Large Language Models (LLMs) und generative KI sind großartig im Lesen und Parsen von Sprache. Und da Code im Grunde genommen nichts anderes als Sprache ist, bieten sich diese Tools an, hier Abhilfe in dem Wildwuchs zu schaffen. Wenn man diese Tools (mit menschlicher Hilfe) auf alten Code anwendet, kann die KI beim Refaktorisieren und Analysieren Hilfestellung leisten. Sie kann sogar bei der Modularisierung und Kommentierung eines neuen, funktional gleichwertigen Codes assistieren. Natürlich muss dieser Code getestet werden, aber die ursprüngliche Herkulesaufgabe, Code schnell quantensicher zu gestalten, wird jetzt nachvollziehbarer. Die Technologie stellt eine praktikable Lösung für die Externalisierung von nicht quantenresistenter Kryptographie und deren Vorbereitung auf den Wechsel zu quantenresistenten Optionen oder andere notwendige Updates dar. Dies wird es in Zukunft jedem Unternehmen ermöglichen, jeden einzelnen Codeabschnitt zu lesen und sofort zu verstehen, was er bewirkt. KI lässt sich nutzen, um Code schrittweise zu modularisieren und zu modernisieren, ihn wartungsfreundlicher zu gestalten und so ihre technischen Altlasten zu reduzieren.

Die Entwicklung quantenresistenter Algorithmen
Unternehmen und staatliche Einrichtungen müssen zusammen die Bemühungen vorantreiben, die nächste Reihe von quantenresistenten Algorithmen zu entwickeln, die sich leicht erstellen und selbst mit Quantenanalyse schwer aufbrechen lassen. Einige dieser Algorithmen gibt es bereits oder sie werden in diesem Moment entwickelt – aber sie sind entweder noch nicht getestet oder müssen noch weiter erprobt und entwickelt werden. Die einzige Möglichkeit für die Industrie, Vertrauen in neue Algorithmen aufzubauen, besteht darin, sie zu veröffentlichen und dann über einen längeren Zeitraum rigoros zu testen. Dies erfordert eine grenzüberschreitende Anstrengung von Unternehmen, Universitäten, Forschungseinrichtungen und anderen, die sich an öffentlichen Förder-, Entwicklungs- und Testinitiativen beteiligen, an Ergebnissen zusammen zu arbeiten und ihre Erfahrungen auszutauschen.
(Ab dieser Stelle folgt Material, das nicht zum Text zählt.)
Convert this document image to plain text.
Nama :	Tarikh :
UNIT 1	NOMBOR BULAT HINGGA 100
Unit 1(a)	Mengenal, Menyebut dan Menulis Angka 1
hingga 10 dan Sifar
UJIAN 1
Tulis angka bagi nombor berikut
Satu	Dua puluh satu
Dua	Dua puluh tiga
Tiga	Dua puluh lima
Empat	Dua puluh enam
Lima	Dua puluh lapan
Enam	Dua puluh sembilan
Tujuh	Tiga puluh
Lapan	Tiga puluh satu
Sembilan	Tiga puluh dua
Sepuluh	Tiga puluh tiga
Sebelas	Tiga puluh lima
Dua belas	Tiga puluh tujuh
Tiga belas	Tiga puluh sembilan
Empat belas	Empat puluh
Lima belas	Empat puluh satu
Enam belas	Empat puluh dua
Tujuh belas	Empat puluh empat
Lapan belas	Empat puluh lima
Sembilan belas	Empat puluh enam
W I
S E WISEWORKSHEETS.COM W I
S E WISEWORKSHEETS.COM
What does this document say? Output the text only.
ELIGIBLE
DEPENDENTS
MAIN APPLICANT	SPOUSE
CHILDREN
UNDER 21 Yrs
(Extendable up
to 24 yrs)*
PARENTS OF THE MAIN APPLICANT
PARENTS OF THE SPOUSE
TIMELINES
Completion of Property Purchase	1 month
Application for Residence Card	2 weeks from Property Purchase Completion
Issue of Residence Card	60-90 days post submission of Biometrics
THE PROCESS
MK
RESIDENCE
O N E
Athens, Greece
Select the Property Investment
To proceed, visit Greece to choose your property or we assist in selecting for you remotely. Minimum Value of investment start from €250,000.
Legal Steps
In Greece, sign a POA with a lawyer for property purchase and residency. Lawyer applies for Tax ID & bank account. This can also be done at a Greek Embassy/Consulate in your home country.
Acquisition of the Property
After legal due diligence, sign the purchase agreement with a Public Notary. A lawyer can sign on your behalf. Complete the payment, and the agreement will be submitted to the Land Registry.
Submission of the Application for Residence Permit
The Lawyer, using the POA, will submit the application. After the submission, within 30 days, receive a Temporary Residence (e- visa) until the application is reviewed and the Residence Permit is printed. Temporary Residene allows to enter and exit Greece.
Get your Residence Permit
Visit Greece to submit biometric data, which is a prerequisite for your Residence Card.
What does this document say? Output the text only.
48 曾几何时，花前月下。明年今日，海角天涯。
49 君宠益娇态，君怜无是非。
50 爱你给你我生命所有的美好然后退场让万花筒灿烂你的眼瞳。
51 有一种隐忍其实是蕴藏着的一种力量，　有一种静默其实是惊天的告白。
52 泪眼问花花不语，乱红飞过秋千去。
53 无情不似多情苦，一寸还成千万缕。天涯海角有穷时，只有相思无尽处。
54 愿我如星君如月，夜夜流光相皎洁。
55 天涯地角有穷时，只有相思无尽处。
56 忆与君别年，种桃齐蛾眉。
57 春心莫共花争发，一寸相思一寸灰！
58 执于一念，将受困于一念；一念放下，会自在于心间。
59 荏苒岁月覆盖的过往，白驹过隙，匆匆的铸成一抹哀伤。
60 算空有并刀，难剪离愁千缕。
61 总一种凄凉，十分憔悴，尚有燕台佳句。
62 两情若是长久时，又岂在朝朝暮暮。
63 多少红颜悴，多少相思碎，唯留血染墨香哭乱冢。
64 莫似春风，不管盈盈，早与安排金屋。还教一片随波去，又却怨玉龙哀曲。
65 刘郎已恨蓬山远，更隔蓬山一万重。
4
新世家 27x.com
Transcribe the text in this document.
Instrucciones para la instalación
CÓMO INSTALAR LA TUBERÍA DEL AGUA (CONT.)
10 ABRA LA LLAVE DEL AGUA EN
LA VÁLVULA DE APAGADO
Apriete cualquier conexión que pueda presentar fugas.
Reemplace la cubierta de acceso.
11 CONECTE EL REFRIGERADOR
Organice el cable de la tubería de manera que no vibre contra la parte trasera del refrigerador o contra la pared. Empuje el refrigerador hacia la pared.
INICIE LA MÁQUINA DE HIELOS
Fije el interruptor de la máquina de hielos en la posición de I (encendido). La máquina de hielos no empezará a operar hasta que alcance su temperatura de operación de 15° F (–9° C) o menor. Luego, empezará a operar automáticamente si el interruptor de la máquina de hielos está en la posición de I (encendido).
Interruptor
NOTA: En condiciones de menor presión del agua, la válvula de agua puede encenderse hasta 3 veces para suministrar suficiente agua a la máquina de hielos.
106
Sam Curry ist ein 30-jähriger Branchenveteran. Er begann seine Karriere in der Signal- und Kryptoanalyse und war der erste Mitarbeiter von Signal 9 Solutions, einem kleinen Start-up-Unternehmen, das die Personal Firewall erfand, die erste kommerzielle Implementierung von Blowfish durchführte und eine frühe stealthy (symmetrische Schlüssel) VPN-Technologie entwickelte, die schließlich an McAfee verkauft wurde.